JSE must focus on remuneration
Changes to listing rules to incorporate King IV codes is progress, but more can be done.
The Johannesburg Stock Exchange’s announcement that it has amended its listing rules to make the King IV corporate governance code mandatory for companies is a welcome step in the right direction for improving corporate governance in South Africa. However, there is still a stark need for further regulation in this regard, which would support a binding vote on executive remuneration in line with international best practice.
While the latest King IV Code has made much progress on corporate governance guidelines, there is still much to be done, particularly when it comes to ensuring fair and reasonable remuneration, as required by the code.
One doesn’t have to look very hard today to see that South Africa is at an economic and political crossroad. With the country technically in a recession and facing the likelihood of further multiple rating downgrades, if a serious effort across all sectors to improve the current situation is not undertaken swiftly, the consequences will be dire for the future of our country and our economy.

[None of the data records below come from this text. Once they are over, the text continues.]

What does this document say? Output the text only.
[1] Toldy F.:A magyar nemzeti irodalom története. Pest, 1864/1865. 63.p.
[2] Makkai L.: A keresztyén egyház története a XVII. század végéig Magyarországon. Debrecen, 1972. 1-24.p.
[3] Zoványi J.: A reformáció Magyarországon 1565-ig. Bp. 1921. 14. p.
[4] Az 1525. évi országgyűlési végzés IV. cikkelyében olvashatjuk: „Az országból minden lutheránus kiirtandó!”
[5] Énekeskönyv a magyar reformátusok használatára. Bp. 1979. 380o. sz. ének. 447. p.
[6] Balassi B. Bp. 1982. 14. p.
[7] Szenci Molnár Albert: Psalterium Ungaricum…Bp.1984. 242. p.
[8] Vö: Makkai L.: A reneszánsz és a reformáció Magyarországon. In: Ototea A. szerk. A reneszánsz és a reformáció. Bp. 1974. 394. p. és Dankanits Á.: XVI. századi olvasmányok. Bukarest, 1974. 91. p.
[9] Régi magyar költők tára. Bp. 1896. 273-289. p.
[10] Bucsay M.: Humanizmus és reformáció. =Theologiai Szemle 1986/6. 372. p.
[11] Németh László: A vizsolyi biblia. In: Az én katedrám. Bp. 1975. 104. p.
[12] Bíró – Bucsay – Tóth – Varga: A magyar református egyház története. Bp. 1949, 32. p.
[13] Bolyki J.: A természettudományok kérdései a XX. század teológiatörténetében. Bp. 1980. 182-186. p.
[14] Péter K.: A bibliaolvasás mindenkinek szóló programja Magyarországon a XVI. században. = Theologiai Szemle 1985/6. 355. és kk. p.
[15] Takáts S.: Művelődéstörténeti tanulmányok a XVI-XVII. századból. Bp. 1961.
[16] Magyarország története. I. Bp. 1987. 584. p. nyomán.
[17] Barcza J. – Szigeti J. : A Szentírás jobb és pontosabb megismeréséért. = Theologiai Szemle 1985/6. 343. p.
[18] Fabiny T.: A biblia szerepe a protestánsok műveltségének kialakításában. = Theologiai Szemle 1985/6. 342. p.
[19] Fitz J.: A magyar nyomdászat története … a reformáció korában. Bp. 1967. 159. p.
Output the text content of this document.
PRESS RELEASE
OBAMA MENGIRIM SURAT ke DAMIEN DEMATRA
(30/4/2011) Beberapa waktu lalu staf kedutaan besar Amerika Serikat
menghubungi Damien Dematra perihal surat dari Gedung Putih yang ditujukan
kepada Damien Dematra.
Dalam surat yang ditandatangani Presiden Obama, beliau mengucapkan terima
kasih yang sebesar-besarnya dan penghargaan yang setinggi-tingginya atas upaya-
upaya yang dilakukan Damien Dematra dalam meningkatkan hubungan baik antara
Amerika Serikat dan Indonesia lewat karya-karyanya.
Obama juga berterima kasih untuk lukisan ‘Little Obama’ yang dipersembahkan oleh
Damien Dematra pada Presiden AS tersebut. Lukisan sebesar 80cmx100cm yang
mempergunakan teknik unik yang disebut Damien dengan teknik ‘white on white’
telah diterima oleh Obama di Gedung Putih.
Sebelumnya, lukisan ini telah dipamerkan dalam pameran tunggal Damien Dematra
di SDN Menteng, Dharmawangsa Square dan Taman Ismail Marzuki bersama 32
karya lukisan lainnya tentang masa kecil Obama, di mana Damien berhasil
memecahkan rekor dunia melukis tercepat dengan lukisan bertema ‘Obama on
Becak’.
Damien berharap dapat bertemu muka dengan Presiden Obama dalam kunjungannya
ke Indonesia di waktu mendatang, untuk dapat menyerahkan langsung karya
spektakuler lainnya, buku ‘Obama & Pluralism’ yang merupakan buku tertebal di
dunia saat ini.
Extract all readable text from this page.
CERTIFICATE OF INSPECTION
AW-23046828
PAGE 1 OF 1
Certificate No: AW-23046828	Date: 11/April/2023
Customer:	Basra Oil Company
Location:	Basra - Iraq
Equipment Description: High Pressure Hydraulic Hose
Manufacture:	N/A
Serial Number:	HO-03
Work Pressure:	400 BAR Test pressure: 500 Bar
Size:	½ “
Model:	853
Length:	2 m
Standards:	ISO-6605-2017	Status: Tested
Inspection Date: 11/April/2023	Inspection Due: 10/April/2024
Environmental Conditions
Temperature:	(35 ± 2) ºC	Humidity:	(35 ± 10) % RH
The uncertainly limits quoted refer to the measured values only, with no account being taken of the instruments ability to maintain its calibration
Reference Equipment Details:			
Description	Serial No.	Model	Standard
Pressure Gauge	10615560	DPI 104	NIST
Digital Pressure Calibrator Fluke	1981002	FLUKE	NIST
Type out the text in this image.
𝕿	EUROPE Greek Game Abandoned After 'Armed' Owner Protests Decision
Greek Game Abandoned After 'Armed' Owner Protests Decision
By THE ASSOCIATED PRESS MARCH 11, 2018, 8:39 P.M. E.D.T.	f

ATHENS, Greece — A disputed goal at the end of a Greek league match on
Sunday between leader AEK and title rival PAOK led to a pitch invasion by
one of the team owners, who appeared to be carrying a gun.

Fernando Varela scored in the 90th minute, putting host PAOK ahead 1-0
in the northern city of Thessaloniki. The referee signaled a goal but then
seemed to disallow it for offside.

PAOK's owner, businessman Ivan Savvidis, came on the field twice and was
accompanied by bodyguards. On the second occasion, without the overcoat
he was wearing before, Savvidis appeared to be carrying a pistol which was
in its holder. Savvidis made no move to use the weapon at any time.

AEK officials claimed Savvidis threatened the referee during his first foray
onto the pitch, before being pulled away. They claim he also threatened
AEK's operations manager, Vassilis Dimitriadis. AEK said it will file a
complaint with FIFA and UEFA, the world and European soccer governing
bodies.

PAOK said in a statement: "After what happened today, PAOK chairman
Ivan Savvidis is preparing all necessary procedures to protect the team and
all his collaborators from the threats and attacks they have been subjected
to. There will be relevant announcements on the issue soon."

Against this backdrop, a stepped-up approach to good governance across all sectors of the economy is a critical component of the remedy to ensure that a sustainable future is achieved. Key factors to note for this approach are the number of challenges facing the investment industry, as well as some of the recent developments in the governance arena that seek to address these challenges including our own efforts as an asset manager.
These include showing how King IV creates a platform for good governance practices by focusing on outcomes; the concerns South Africans have about poor governance; assessing its impact; and how asset managers can rise to the challenge of holding our investee companies to account for their governance practices.
As part of the drafting process of King IV, I gave input focused primarily on value creation that went broader than financial return. Sustainability through responsible investment is crucial. Most explicitly, I believe that fair and reasonable remuneration should be managed across listed companies through a binding vote on executive remuneration or ‘Say-on-Pay’. I believe that these are the key areas where the new code can still raise the bar further on organisational behaviour and thinking among our investee companies.
King IV is a significant factor as it places a specific focus on long-term value creation as a foundation principle, and it is in the long term where good governance can and does support the sustainability of companies and societies. This is in line with the needs of investors, who are becoming more vocal in their demands for companies to focus on long-term value at the expense of short-termism.
The latest code’s underpinning of existing legislative frameworks, such as the JSE Listing Requirements and the Public Services Financial Management Act, further helps to place good governance at the forefront of the strategic management of those entities subject to this legislation.